Today's starter topic of discussion is "Super Tuesday," a day when many states hold their primary elections simultaneously. In the past, the large number of primaries has been important in presidential campaigns. Not this year, according to Washington Times columnist Joseph Curl:
On Super Tuesday this time around, just 20 percent of the available delegates will be in play. In 2008, more than 50 percent were allotted on that single day. Plus, with more states now having proportional division of delegates rather than winner-take-all, no candidate will be remotely close to the 1,144 needed to clinch the nomination. Not even close enough to scare anyone out of the race.

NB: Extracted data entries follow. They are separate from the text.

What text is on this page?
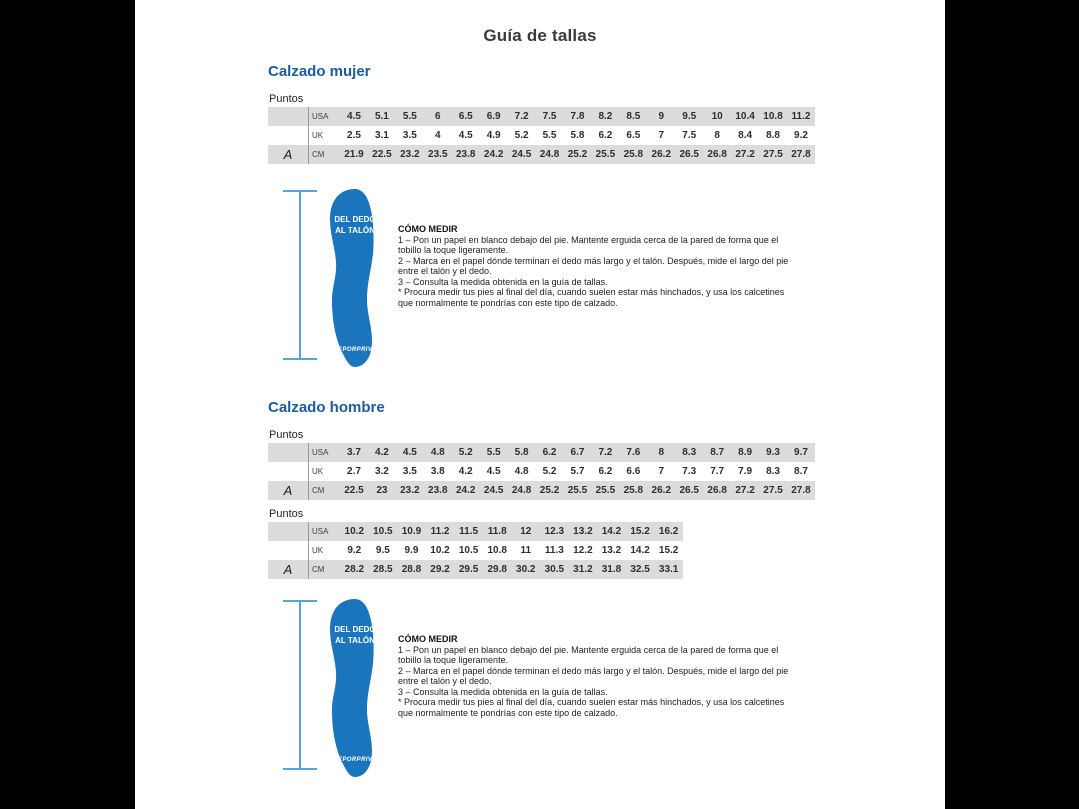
Guía de tallas
Calzado mujer
Puntos
USA	4.5	5.1	5.5	6	6.5	6.9	7.2	7.5	7.8	8.2	8.5	9	9.5	10	10.4 10.8 11.2
UK	2.5	3.1	3.5	4	4.5	4.9	5.2	5.5	5.8	6.2	6.5	7	7.5	8	8.4	8.8	9.2
A	CM	21.9 22.5 23.2 23.5 23.8 24.2 24.5 24.8 25.2 25.5 25.8 26.2 26.5 26.8 27.2 27.5 27.8
DEL DEDO
AL TALÓN
DEPORPRIVÉ

CÓMO MEDIR

1 – Pon un papel en blanco debajo del pie. Mantente erguida cerca de la pared de forma que el tobillo la toque ligeramente.

2 – Marca en el papel dónde terminan el dedo más largo y el talón. Después, mide el largo del pie entre el talón y el dedo.

3 – Consulta la medida obtenida en la guía de tallas.

* Procura medir tus pies al final del día, cuando suelen estar más hinchados, y usa los calcetines que normalmente te pondrías con este tipo de calzado.

Calzado hombre
Puntos
USA	3.7	4.2	4.5	4.8	5.2	5.5	5.8	6.2	6.7	7.2	7.6	8	8.3	8.7	8.9	9.3	9.7
UK	2.7	3.2	3.5	3.8	4.2	4.5	4.8	5.2	5.7	6.2	6.6	7	7.3	7.7	7.9	8.3	8.7
A	CM	22.5	23	23.2 23.8 24.2 24.5 24.8 25.2 25.5 25.5 25.8 26.2 26.5 26.8 27.2 27.5 27.8
Puntos
USA	10.2 10.5 10.9 11.2 11.5 11.8	12	12.3 13.2 14.2 15.2 16.2
UK	9.2	9.5	9.9	10.2 10.5 10.8	11	11.3 12.2 13.2 14.2 15.2
A	CM	28.2 28.5 28.8 29.2 29.5 29.8 30.2 30.5 31.2 31.8 32.5 33.1
DEL DEDO
AL TALÓN
DEPORPRIVÉ

CÓMO MEDIR

1 – Pon un papel en blanco debajo del pie. Mantente erguida cerca de la pared de forma que el tobillo la toque ligeramente.

2 – Marca en el papel dónde terminan el dedo más largo y el talón. Después, mide el largo del pie entre el talón y el dedo.

3 – Consulta la medida obtenida en la guía de tallas.

* Procura medir tus pies al final del día, cuando suelen estar más hinchados, y usa los calcetines que normalmente te pondrías con este tipo de calzado.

The process is marred by the fact that only Mr. Romney and Mr. Paul will be on the Virginia ballot — the other two candidates missed the filing deadline. Said Mr. Sabato: “Our guesstimate of Romney’s delegate edge — 49 over Santorum — comes almost entirely from Virginia. Subtract out Virginia, and Super Tuesday becomes essentially a draw.”
Since its inaugural in 1984, Super Tuesday has often been decisive. In 1998, Gov. Michael Dukakis won the day’s largest share of delegates and went on to take the nomination. In 1992, Bill Clinton locked down the South and eventually the party’s nod. In 1996, Bob Dole swept the day’s seven states, and in 2000, both Al Gore and George W. Bush seized the day, and their party’s nominations.
But in 2008, 24 states fled the traditional March Super Tuesday, moving their elections to early February. Still, Sen. John McCain cruised to victory then and Mr. Romney dropped out a few days later.
Normally, just three weeks separates the big day from the New Hampshire primary; this time, there’s an eight-week gap (and about 300 debates that changed the landscape almost daily).
So, no freedom just yet. Instead, there’ll be months more of a grueling campaign — and months more of the same old gruel.
What's your take? How long do you see the presidential campaign continuing on the Republican side of things?